I've been through this, too. My conclusion, after
doing it two or three times, is that if you want to
give objects access to critical data like sprite
references or the position of other objects at all
times, you should be storing things in a global class,
and then anytime they want something that isn't
explicitly given to them, they reference through the
global class. The way to make a class accessable to
any namespace turns out to be relatively simple as
well, just non-obvious:

glo.py

class g:
    pass
-----
a.py
from glo import *

g.a = 2
import b
-----
b.py
from glo import *

print g.a
-----
'2'

> Re: a bit of code I haven't done, it seems like
> there has to be 
> coordination between Aquablue and Coral to make sure
> the graphics system 
> gets notified not just when a character moves but
> what animation they 
> should start playing, and I'm not sure whether the
> sprite system should 
> be explicitly told "play animation walk_north" or
> what.

The bulk of the animation-control work has to fall in
one area or the other - whether it should be part of
the AI, IMHO, would mostly depend on the nature of the
actions.
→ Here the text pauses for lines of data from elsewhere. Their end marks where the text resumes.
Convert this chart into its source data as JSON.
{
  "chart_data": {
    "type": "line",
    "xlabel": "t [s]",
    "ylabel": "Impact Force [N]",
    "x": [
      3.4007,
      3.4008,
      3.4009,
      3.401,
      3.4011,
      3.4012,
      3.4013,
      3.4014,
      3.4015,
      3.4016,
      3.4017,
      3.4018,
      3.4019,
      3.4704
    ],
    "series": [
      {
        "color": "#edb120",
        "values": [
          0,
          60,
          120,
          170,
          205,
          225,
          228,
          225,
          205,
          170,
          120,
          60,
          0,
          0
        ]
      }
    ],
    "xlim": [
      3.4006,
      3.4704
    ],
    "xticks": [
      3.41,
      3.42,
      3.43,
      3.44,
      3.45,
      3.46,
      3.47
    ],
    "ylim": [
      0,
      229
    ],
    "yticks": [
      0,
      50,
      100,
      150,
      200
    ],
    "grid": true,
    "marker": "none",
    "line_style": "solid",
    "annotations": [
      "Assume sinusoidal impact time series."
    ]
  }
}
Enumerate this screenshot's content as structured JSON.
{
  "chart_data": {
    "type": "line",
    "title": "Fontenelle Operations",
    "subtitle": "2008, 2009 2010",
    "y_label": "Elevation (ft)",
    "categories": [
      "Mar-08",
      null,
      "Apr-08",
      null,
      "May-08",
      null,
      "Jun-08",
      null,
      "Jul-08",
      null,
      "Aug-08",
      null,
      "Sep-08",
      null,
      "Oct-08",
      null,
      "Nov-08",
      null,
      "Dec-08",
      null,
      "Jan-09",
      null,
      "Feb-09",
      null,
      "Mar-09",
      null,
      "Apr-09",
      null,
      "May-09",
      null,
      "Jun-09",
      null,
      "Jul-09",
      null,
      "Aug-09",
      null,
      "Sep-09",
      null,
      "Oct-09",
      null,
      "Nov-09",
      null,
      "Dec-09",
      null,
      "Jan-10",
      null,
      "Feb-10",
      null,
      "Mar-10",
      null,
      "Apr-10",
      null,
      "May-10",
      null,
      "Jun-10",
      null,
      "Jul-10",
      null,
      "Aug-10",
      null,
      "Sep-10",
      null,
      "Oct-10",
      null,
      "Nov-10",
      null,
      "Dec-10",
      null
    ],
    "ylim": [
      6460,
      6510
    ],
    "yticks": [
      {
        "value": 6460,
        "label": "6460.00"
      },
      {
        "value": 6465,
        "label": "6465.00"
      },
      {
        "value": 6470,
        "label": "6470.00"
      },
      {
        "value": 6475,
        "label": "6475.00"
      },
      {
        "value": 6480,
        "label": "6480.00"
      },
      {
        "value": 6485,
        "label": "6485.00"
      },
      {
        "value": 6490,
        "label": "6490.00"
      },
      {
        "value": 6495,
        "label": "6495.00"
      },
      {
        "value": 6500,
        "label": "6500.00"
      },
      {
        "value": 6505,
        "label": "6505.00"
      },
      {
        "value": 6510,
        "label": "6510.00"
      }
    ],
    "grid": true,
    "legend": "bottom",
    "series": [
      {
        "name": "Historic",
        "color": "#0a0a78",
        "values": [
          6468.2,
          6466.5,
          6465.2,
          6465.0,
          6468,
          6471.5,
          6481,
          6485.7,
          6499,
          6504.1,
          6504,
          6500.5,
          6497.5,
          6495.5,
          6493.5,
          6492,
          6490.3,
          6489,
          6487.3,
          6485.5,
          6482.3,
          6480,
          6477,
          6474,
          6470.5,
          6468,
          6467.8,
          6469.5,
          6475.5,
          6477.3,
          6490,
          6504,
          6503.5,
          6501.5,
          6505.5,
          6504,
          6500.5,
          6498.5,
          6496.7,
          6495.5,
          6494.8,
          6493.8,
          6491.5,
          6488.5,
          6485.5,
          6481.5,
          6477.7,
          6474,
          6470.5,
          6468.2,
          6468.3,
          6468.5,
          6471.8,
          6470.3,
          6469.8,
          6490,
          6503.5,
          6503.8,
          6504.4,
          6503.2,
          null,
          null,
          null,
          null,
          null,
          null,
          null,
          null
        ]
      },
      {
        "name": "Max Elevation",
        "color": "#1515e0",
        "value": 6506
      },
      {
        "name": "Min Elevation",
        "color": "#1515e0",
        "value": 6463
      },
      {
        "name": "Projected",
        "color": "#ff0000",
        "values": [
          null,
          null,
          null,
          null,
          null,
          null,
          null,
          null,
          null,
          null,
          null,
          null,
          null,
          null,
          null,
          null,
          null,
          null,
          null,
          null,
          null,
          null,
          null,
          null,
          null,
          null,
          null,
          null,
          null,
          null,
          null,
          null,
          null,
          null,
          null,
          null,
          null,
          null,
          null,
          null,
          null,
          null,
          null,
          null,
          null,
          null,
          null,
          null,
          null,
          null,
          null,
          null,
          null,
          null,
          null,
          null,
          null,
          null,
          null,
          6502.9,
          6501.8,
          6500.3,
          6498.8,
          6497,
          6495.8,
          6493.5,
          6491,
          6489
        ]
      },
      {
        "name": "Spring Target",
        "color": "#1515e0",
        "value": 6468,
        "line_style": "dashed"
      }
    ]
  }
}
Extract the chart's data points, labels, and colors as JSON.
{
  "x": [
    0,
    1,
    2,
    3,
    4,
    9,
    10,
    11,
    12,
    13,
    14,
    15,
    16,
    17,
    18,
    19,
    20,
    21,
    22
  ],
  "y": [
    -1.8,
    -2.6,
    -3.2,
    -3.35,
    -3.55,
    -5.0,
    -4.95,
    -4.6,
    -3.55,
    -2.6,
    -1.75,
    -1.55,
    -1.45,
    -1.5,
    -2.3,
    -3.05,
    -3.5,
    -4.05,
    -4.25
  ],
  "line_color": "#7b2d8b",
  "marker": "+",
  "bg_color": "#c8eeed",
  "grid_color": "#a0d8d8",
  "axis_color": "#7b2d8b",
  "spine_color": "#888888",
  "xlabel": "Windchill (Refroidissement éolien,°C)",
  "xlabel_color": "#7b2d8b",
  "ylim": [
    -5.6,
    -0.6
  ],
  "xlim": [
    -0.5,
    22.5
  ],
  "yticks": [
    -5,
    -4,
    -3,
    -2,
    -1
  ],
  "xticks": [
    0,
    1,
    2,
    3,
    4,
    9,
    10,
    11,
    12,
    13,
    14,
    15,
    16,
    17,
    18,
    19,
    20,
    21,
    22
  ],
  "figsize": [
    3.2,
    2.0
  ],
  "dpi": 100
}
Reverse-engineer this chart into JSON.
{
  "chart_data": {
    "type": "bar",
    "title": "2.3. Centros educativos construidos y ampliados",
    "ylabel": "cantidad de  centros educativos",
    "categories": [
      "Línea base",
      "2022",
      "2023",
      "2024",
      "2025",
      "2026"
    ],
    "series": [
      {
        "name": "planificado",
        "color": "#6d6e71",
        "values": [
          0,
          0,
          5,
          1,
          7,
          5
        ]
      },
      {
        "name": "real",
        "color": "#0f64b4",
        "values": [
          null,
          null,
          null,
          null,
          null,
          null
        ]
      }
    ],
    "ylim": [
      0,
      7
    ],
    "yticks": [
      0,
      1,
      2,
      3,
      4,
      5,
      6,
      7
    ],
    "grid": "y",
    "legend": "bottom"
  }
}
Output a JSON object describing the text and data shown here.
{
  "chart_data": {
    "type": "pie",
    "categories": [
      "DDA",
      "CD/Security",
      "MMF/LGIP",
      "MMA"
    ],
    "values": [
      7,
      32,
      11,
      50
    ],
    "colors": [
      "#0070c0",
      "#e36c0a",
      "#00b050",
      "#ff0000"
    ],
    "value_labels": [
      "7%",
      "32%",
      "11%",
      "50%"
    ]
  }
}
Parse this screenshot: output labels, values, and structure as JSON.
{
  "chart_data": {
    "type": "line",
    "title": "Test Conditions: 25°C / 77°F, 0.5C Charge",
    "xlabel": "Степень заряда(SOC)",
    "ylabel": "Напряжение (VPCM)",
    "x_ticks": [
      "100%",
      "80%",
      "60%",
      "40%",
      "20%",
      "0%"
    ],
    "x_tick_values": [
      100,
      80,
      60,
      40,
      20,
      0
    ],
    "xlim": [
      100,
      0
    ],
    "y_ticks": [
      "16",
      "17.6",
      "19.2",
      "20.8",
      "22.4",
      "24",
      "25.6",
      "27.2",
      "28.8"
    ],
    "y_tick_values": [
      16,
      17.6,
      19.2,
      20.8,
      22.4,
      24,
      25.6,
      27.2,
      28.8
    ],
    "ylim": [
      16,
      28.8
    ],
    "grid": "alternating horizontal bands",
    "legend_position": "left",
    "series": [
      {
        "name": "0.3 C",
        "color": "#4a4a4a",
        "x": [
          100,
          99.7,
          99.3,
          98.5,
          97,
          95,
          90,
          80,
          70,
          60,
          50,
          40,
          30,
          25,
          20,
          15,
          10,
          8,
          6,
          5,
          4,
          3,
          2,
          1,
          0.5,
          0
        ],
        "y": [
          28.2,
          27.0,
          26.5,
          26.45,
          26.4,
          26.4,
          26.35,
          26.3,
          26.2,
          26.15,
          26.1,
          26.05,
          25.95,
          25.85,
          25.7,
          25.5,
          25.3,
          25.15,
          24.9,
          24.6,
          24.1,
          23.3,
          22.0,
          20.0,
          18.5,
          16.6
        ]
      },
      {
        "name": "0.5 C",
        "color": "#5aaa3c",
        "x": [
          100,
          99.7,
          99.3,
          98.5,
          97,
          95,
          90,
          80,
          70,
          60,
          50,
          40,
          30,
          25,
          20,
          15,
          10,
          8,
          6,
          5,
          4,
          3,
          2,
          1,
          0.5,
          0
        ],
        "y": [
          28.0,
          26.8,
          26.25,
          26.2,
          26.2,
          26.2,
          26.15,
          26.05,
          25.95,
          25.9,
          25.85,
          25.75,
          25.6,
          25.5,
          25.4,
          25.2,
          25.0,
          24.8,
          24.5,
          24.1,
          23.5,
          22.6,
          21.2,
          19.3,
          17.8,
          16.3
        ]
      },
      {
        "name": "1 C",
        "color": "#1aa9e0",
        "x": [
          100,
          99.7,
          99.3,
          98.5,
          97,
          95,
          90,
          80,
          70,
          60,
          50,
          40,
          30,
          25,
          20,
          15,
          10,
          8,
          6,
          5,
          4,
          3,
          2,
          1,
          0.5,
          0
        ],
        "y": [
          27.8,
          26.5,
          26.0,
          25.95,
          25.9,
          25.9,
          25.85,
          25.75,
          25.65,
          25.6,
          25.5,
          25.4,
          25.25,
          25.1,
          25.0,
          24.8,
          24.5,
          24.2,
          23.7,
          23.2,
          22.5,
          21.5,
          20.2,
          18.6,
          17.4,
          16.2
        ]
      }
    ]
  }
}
If you were modelling physics like "move left
leg, then right leg" or just "x1->x2, y1->y2" then the
solution is a pretty natural progression of AI ->
physics -> graphics. But once you get into stuff
defined by rules like "perform spinning kick special
move" then the AI should command graphics directly to
play the animation - and if certain frames are
important for e.g. collision, AI is probably going to
want to manage every frame itself.

Hopefully that clears it up a little.